Just a few days before her death, Amy drove down to Mankato with her sister to pick up belongings from Norton’s apartment. It was the last time Norton saw her friend.

“She gave me a hug and said, ‘It’s so good to see you,’” Norton remembers. “I remember she tweeted, ‘It was great to see Ailee Norton for three seconds today!’”

Holscher was on her way to buy We Fest tickets—“She would drop everything to go to We Fest,” Norton says—when a truck collided with her car south of Shakopee. Amy was conscious and talking when she reached the hospital, but passed away later that night.

“She was the type of person who wasn’t scared,” Norton says. “It wasn’t anyone’s fault.”

As Norton stared at the ceiling in the long hours after learning of Amy’s death, she spotted a white figure appear in the corner of her bedroom and watched it flash across the room and disappear. “It looked like an angel figure,” she said. “People might not believe that, but when you deal with something that traumatic, there are things that happen that make you wonder.”

Norton went with a group of about 20 Minnesota State Mankato friends to attend Amy’s funeral. Several of them made a pact to honor Amy’s memory in a permanent fashion.

“The day after she passed, I went over to our friend’s house and somebody brought up a tattoo, and we were all like, ‘Yes!’” Norton says, pointing to the tattoo on her right ankle, an ‘A’ with a halo on top. “I would normally never get a tattoo, but we did that because it’s a place we can look down and think of her and think about the people she was the glue for.”

Ailee Norton (second from left) with the friends who decided to honor Amy Hoschler with tattoos on their ankles.

Ailee Norton (second from left) with the friends who decided to honor Amy Hoschler with tattoos on their ankles.

In the months after Amy’s death, Norton sought solace by reminiscing with Amy’s friends and family. Reading stories about Amy posted on Facebook brought laughter and tears.

“If I didn’t have her friends and family, I would still be torn up about it,” she says. “We’ll go into talking about fun times, and that’s really nice. It’s like her mom said—without each other, we’d still be lost. And I take a lot of happiness by still having a relationship with her friends and parents and sister.”

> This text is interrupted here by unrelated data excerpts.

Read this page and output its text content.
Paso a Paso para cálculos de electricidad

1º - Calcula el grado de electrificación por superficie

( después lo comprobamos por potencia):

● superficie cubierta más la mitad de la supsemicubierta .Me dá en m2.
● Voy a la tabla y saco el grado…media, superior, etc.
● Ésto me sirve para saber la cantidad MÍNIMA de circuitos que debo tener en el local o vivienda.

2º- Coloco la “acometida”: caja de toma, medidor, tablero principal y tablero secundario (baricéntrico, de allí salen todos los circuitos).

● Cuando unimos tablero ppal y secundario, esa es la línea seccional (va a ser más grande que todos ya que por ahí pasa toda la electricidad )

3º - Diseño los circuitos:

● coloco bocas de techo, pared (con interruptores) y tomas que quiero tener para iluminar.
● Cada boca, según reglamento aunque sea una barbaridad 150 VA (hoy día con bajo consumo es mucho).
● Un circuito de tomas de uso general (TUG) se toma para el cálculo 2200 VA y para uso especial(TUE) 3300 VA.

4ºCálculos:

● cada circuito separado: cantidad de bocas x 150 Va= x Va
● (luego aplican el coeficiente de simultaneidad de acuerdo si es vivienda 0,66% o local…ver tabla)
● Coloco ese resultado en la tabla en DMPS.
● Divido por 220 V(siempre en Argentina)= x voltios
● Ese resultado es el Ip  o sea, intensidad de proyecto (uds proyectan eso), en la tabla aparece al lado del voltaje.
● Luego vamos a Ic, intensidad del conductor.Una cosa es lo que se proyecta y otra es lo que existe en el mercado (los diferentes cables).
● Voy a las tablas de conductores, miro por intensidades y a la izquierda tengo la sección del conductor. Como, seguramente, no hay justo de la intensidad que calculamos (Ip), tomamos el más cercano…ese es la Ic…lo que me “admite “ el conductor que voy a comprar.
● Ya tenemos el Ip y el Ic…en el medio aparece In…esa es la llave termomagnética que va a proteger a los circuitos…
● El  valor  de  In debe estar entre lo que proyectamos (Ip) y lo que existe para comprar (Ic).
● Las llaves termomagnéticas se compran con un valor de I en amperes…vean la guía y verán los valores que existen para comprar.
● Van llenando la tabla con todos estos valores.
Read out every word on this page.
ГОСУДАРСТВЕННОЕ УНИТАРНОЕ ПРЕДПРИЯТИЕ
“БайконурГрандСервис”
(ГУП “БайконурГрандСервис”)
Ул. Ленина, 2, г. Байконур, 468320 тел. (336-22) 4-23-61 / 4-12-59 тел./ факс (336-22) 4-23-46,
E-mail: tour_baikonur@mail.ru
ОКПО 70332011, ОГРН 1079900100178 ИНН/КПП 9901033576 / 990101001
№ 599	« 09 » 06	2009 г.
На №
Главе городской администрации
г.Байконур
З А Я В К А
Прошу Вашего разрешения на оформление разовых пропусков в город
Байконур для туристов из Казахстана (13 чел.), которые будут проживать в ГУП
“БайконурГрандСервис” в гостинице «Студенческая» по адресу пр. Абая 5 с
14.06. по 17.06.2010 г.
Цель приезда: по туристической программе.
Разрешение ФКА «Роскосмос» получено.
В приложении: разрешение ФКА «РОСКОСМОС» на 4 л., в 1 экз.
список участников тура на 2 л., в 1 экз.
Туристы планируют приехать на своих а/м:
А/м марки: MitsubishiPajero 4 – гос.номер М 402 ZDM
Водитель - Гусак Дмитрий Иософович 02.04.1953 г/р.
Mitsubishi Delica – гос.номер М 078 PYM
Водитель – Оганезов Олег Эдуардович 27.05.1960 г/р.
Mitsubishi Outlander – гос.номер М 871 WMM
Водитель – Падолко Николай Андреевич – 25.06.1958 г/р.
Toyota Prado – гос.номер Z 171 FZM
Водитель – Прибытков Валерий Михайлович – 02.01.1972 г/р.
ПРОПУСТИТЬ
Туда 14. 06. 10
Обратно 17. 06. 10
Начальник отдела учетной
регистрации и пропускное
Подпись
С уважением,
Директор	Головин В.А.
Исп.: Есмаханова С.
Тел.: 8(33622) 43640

After commencement, Ailee plans to visit with Amy’s family and share memories. She’s prepared for a bittersweet day.

“It’ll be a hard time,” she said. “I always expected her to be graduating with me
and moving on with me. But I know she’s probably thinking, ‘Ailee, go have some fun!’”

Norton might relocate to the Twin Cities after graduation. “But I can’t tell if that’s just because Amy loved the Cities and it kind of rubbed off on me,” she says, laughing. “Minnesota State Mankato was great. I’m just happy I went somewhere I could grow with people who cared.”